Young Gaubatz earned money for clothes, books, more guns and the limited entertainment available in East Texas by raising rabbits and chickens. "I had maybe five, six hundred rabbits when I was 14 or 15," he says. "I was playing football in West Columbus, Texas, where we had moved from Needville. Me and my daddy, who was a night watchman for Texas Gulf Sulphur, raised the rabbits. I sold 'cm for a dollar apiece cleaned, until I got so busy at school I didn't have time and had to sell out. Only big trouble I had was with the young does. They used to eat their first litter until I found out what you do. You put a piece of bacon rind in the hutch a couple of days before they're due, and when the babies come the mama eats the bacon rind and not the babies."
His upbringing has made Dennis a hard football player. "He never tells you when he is hurt," says Winner. "The other day at practice he was having trouble covering the halfback on man-to-man patterns. He just couldn't move. I asked him if he was hurt and he said, 'No.' After practice I checked with the trainers and found out that they didn't want him to work because they thought he might have pleurisy."
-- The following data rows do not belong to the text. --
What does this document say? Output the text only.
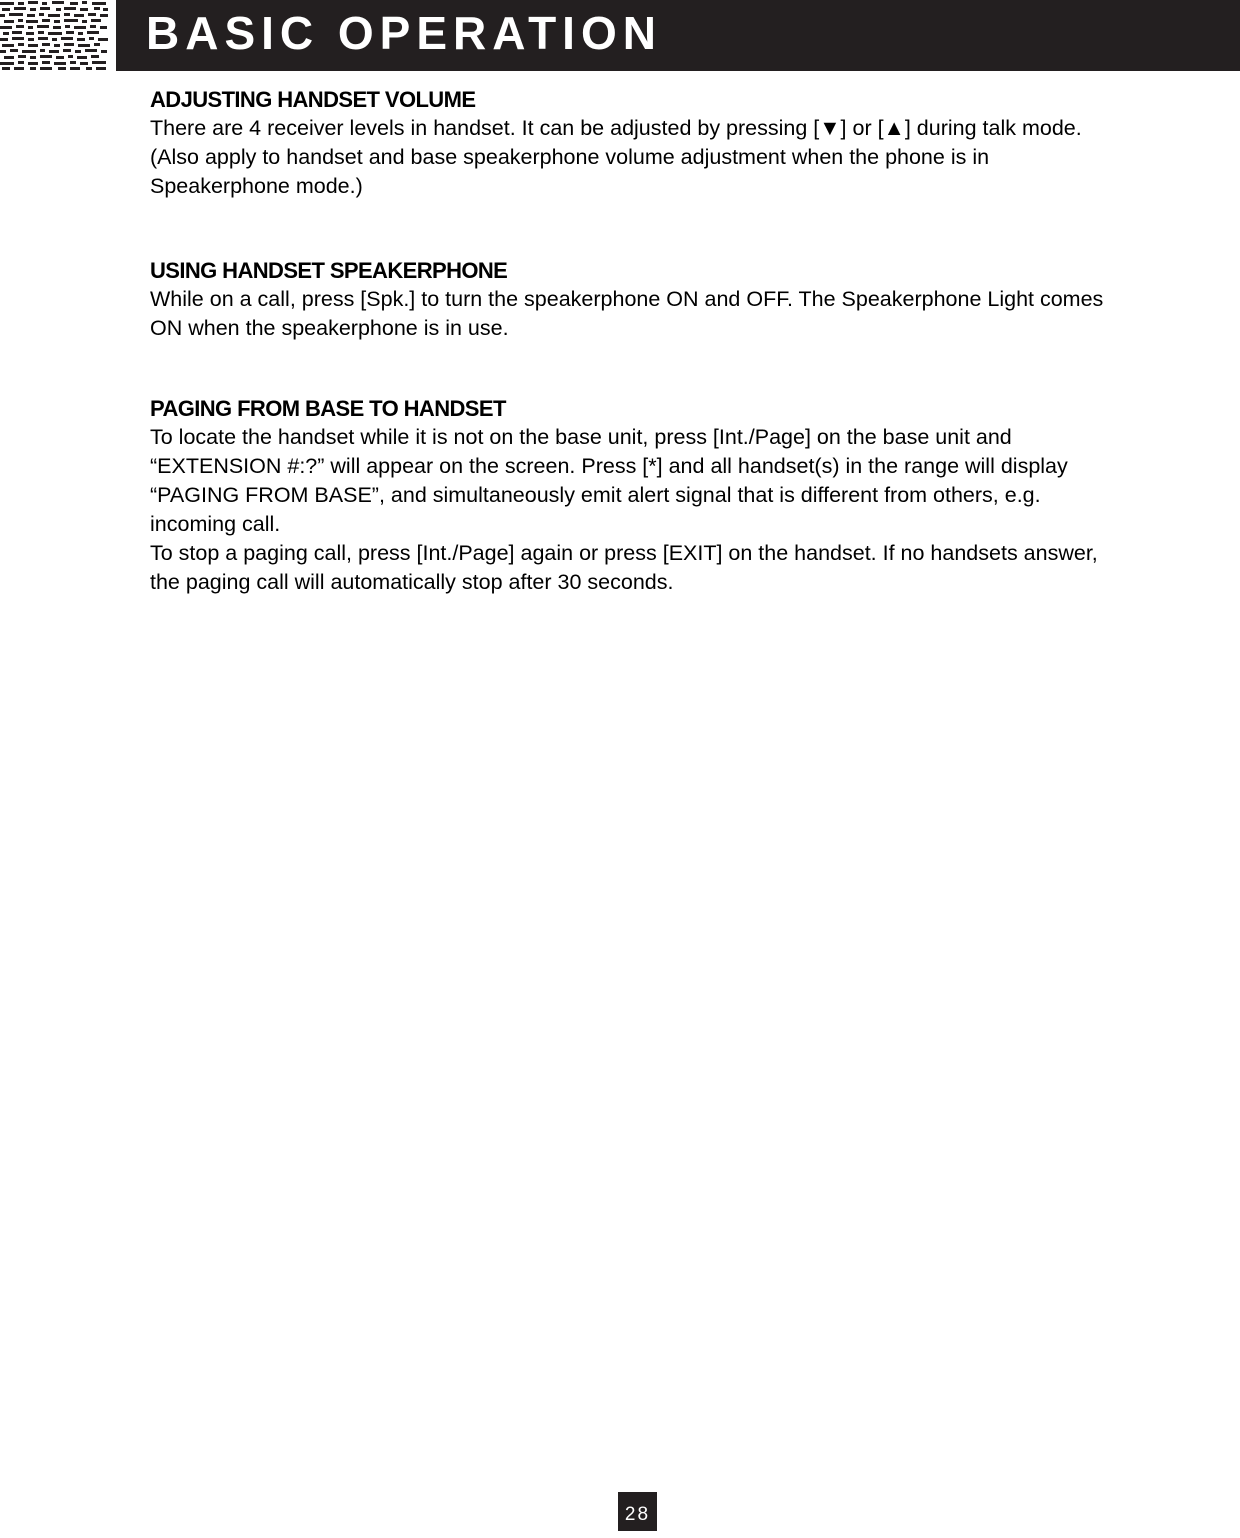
BASIC OPERATION
ADJUSTING HANDSET VOLUME

There are 4 receiver levels in handset. It can be adjusted by pressing [▼] or [▲] during talk mode. (Also apply to handset and base speakerphone volume adjustment when the phone is in Speakerphone mode.)

USING HANDSET SPEAKERPHONE

While on a call, press [Spk.] to turn the speakerphone ON and OFF. The Speakerphone Light comes ON when the speakerphone is in use.

PAGING FROM BASE TO HANDSET

To locate the handset while it is not on the base unit, press [Int./Page] on the base unit and “EXTENSION #:?” will appear on the screen. Press [*] and all handset(s) in the range will display “PAGING FROM BASE”, and simultaneously emit alert signal that is different from others, e.g. incoming call.

To stop a paging call, press [Int./Page] again or press [EXIT] on the handset. If no handsets answer, the paging call will automatically stop after 30 seconds.

28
Mentally as well as physically, Gaubatz seems to have acquired the pressure-resistant qualities that a middle linebacker must have. A couple of weeks ago the Colts beat the Minnesota Vikings 41-21 in Minneapolis, with Unitas on the sidelines with a bruised back. The hero of the game was young Cuozzo, starting at quarterback for the first time in his three years with the team. He threw five touchdown passes and performed so brilliantly that the Vikings' Norman Van Brocklin gave up coaching—for 24 hours. Before the game, knowing that Unitas was out and feeling that the defense was on trial as never before, Gaubatz was ashen.
"I feel like a vibrator," he told a friend.
Then he went out and called a cool and thoughtful game against the most difficult quarterback in the league to contain, Fran Tarkenton. Afterward, Gaubatz held out his left hand to accept a handshake from a well-wisher. The middle knuckle of the right hand was purple and swollen to the size of a golf ball.
"What happened?" his friend asked.
"I don't rightly know," Gaubatz answered. "I didn't know I had it but now I kind of recollect I hit Bill Brown on the helmet with it. Didn't hurt none to speak of. I'm just glad to get out of this one. I'm glad we held 'em. This has got to be the toughest offense in the league to call against."
In the complex Baltimore system Gaubatz has a choice of a wide variety of plays and he calls them in a huddle, just as the offensive quarterback does. And, like the quarterback, he can change the call at the line of scrimmage with an audible.
"He's still learning," says Winner, "but he is picking it up real fast. Hell, I'm still learning myself. He had a tough job against the Vikings, like everyone does, because the Vikes really have two plays from every down. The first one is the play they call in the huddle. If that breaks down and Tarkenton begins to scramble, they got another play that develops from the scramble. They like to throw to their backs—Brown and Mason, or Brown and Phil King in this case, since Mason was hurt—and that makes it doubly tough on the linebackers. Dennis did a good job on them. He always does. He doesn't have the experience that Bill Pellington had, but he's more of a gambler and he has more range. Bill was one of the best defensive signal callers because he had been in the league so long. Dennis can't match him there, but Dennis will call the blitz more often and he's quicker getting in on the blitz himself because he has more speed and he's strong enough to shed blocks."
The Colts rely on zone defenses more often than not. "We hide the zone," Gaubatz says. "Any defense has weaknesses and the various zones have them, too. You got to figure what the quarterback will call and set a defense that will match your strength with his point of attack. If he comes out in a set that is obviously going to hit our defense where it's weak, I change off at the line. Then he changes and I change, and we're in a guessing game. So far this year we have guessed right pretty good."